Kate Hodgekiss, employment partner at DLA Piper, which acted for one of the parties, summed up:
“Today’s decision confirms that elements of pay which are currently excluded from the holiday pay of many workers must be included in future calculation. This will lead to increased holiday pay liability for many employers. However, any claims in respect of underpaid holiday pay in the past are only possible to the extent that no more than three months elapsed between any such underpayments – in practice this is likely to mean that employees can only claim in respect of one leave year rather than, as had been a possibility, in respect of all underpaid leave as far back as 1998. The impact for employers is significantly less devastating than feared”.
The ruling is likely to have the greatest impact on sectors such as retail and manufacturing, which rely heavily on overtime and commission payments.
Two test cases – Amec vs Law and Hertel vs Wood – featured prominently in the ruling.
Unite, the UK’s largest trade union, brought the cases against Amec and Hertel, and said that the ruling could lead to payouts worth “thousands of pounds” for the 16 members concerned, and “pave the way for similar cases”.

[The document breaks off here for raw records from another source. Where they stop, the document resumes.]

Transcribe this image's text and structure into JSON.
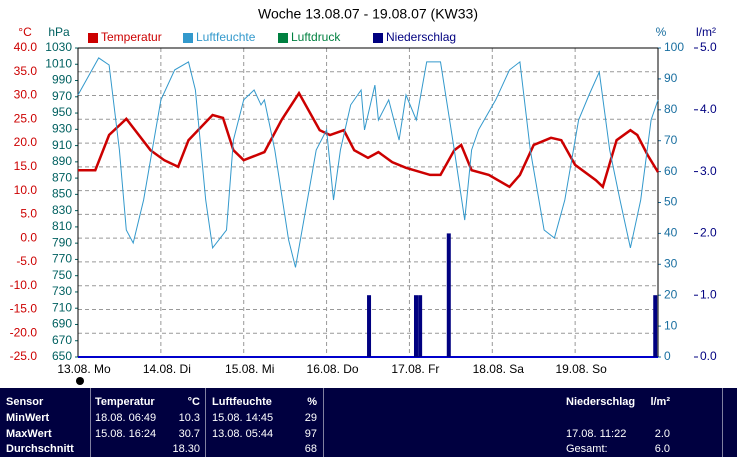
{
  "chart_data": {
    "type": "line",
    "title": "Woche 13.08.07 - 19.08.07 (KW33)",
    "ylabel": "°C",
    "y3label": "hPa",
    "y2label": "%",
    "y4label": "l/m²",
    "xlim": [
      0,
      168
    ],
    "xticks": [
      {
        "value": 0,
        "label": "13.08. Mo"
      },
      {
        "value": 24,
        "label": "14.08. Di"
      },
      {
        "value": 48,
        "label": "15.08. Mi"
      },
      {
        "value": 72,
        "label": "16.08. Do"
      },
      {
        "value": 96,
        "label": "17.08. Fr"
      },
      {
        "value": 120,
        "label": "18.08. Sa"
      },
      {
        "value": 144,
        "label": "19.08. So"
      }
    ],
    "ylim": [
      -25,
      40
    ],
    "yticks": [
      {
        "value": 40,
        "label": "40.0"
      },
      {
        "value": 35,
        "label": "35.0"
      },
      {
        "value": 30,
        "label": "30.0"
      },
      {
        "value": 25,
        "label": "25.0"
      },
      {
        "value": 20,
        "label": "20.0"
      },
      {
        "value": 15,
        "label": "15.0"
      },
      {
        "value": 10,
        "label": "10.0"
      },
      {
        "value": 5,
        "label": "5.0"
      },
      {
        "value": 0,
        "label": "0.0"
      },
      {
        "value": -5,
        "label": "-5.0"
      },
      {
        "value": -10,
        "label": "-10.0"
      },
      {
        "value": -15,
        "label": "-15.0"
      },
      {
        "value": -20,
        "label": "-20.0"
      },
      {
        "value": -25,
        "label": "-25.0"
      }
    ],
    "y3lim": [
      650,
      1030
    ],
    "y3ticks": [
      1030,
      1010,
      990,
      970,
      950,
      930,
      910,
      890,
      870,
      850,
      830,
      810,
      790,
      770,
      750,
      730,
      710,
      690,
      670,
      650
    ],
    "y2lim": [
      0,
      100
    ],
    "y2ticks": [
      100,
      90,
      80,
      70,
      60,
      50,
      40,
      30,
      20,
      10,
      0
    ],
    "y4lim": [
      0,
      5
    ],
    "y4ticks": [
      {
        "value": 5,
        "label": "5.0"
      },
      {
        "value": 4,
        "label": "4.0"
      },
      {
        "value": 3,
        "label": "3.0"
      },
      {
        "value": 2,
        "label": "2.0"
      },
      {
        "value": 1,
        "label": "1.0"
      },
      {
        "value": 0,
        "label": "0.0"
      }
    ],
    "grid": true,
    "series": [
      {
        "name": "Temperatur",
        "color": "#cc0000",
        "axis": "y",
        "type": "line",
        "x": [
          0,
          5,
          9,
          14,
          21,
          25,
          29,
          32,
          39,
          42,
          45,
          48,
          54,
          59,
          64,
          70,
          73,
          77,
          80,
          84,
          87,
          91,
          95,
          102,
          105,
          109,
          111,
          114,
          119,
          125,
          128,
          132,
          137,
          140,
          144,
          150,
          152,
          156,
          160,
          162,
          165,
          168
        ],
        "values": [
          14.3,
          14.3,
          21.7,
          25.1,
          18.5,
          16.4,
          15.0,
          20.6,
          25.9,
          25.3,
          18.5,
          16.4,
          18.1,
          24.9,
          30.5,
          22.7,
          21.7,
          22.7,
          18.5,
          16.9,
          18.1,
          16.0,
          14.8,
          13.3,
          13.3,
          18.5,
          19.6,
          14.3,
          13.3,
          10.8,
          13.3,
          19.6,
          21.1,
          20.6,
          15.4,
          12.2,
          10.8,
          20.6,
          22.7,
          21.7,
          17.5,
          13.9
        ]
      },
      {
        "name": "Luftfeuchte",
        "color": "#3399cc",
        "axis": "y2",
        "type": "line",
        "x": [
          0,
          6,
          9,
          12,
          14,
          16,
          19,
          24,
          28,
          32,
          34,
          37,
          39,
          43,
          45,
          48,
          51,
          53,
          54,
          57,
          61,
          63,
          69,
          72,
          74,
          76,
          79,
          82,
          83,
          86,
          87,
          90,
          93,
          95,
          98,
          101,
          105,
          109,
          112,
          114,
          116,
          121,
          125,
          128,
          131,
          135,
          138,
          141,
          145,
          148,
          151,
          154,
          157,
          160,
          163,
          166,
          168
        ],
        "values": [
          84.8,
          96.8,
          94.5,
          67,
          41.1,
          36.9,
          50.8,
          83.2,
          92.9,
          95.5,
          86.4,
          50.8,
          35.3,
          41.1,
          70.2,
          83.2,
          86.4,
          81.6,
          83.2,
          67,
          37.9,
          29,
          67,
          73.5,
          50.8,
          67,
          81.6,
          86.4,
          73.5,
          88,
          76.7,
          83.2,
          70.2,
          84.8,
          76.7,
          95.5,
          95.5,
          67,
          44.3,
          67,
          73.5,
          83.2,
          92.9,
          95.5,
          67,
          41.1,
          38.5,
          50.8,
          76.7,
          84.8,
          92.2,
          67,
          50.8,
          35.3,
          50.8,
          76.7,
          83.2
        ]
      },
      {
        "name": "Luftdruck",
        "color": "#008040",
        "axis": "y3",
        "type": "line",
        "x": [],
        "values": []
      },
      {
        "name": "Niederschlag",
        "color": "#000080",
        "axis": "y4",
        "type": "bar",
        "x": [
          84.3,
          97.9,
          99.1,
          107.4,
          167.2
        ],
        "values": [
          1.0,
          1.0,
          1.0,
          2.0,
          1.0
        ]
      }
    ]
  },
  "table": {
    "header": {
      "sensor": "Sensor",
      "temp": "Temperatur",
      "temp_unit": "°C",
      "hum": "Luftfeuchte",
      "hum_unit": "%",
      "rain": "Niederschlag",
      "rain_unit": "l/m²"
    },
    "rows": [
      {
        "label": "MinWert",
        "temp_time": "18.08. 06:49",
        "temp": "10.3",
        "hum_time": "15.08. 14:45",
        "hum": "29"
      },
      {
        "label": "MaxWert",
        "temp_time": "15.08. 16:24",
        "temp": "30.7",
        "hum_time": "13.08. 05:44",
        "hum": "97",
        "rain_time": "17.08. 11:22",
        "rain": "2.0"
      },
      {
        "label": "Durchschnitt",
        "temp": "18.30",
        "hum": "68",
        "rain_time": "Gesamt:",
        "rain": "6.0"
      }
    ]
  }
}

Unite’s executive director for legal, membership and affiliated services Howard Beckett said:
“Up until now some workers who are required to do overtime have been penalised for taking the time off they are entitled to. This ruling not only secures justice for our members who were short changed, but means employers have got to get their house in order.
Employers will now have to include overtime in calculating holiday pay, and those that don’t should be under no illusion that Unite will fight to ensure that our members receive their full entitlement”.
A third test case, Bear Scotland vs Fulton, saw three employees of the Scottish road maintenance company argue that overtime should have been factored into their holiday pay, and backdated to 1998 when the working time regulations were changed. This was rejected by the EAT.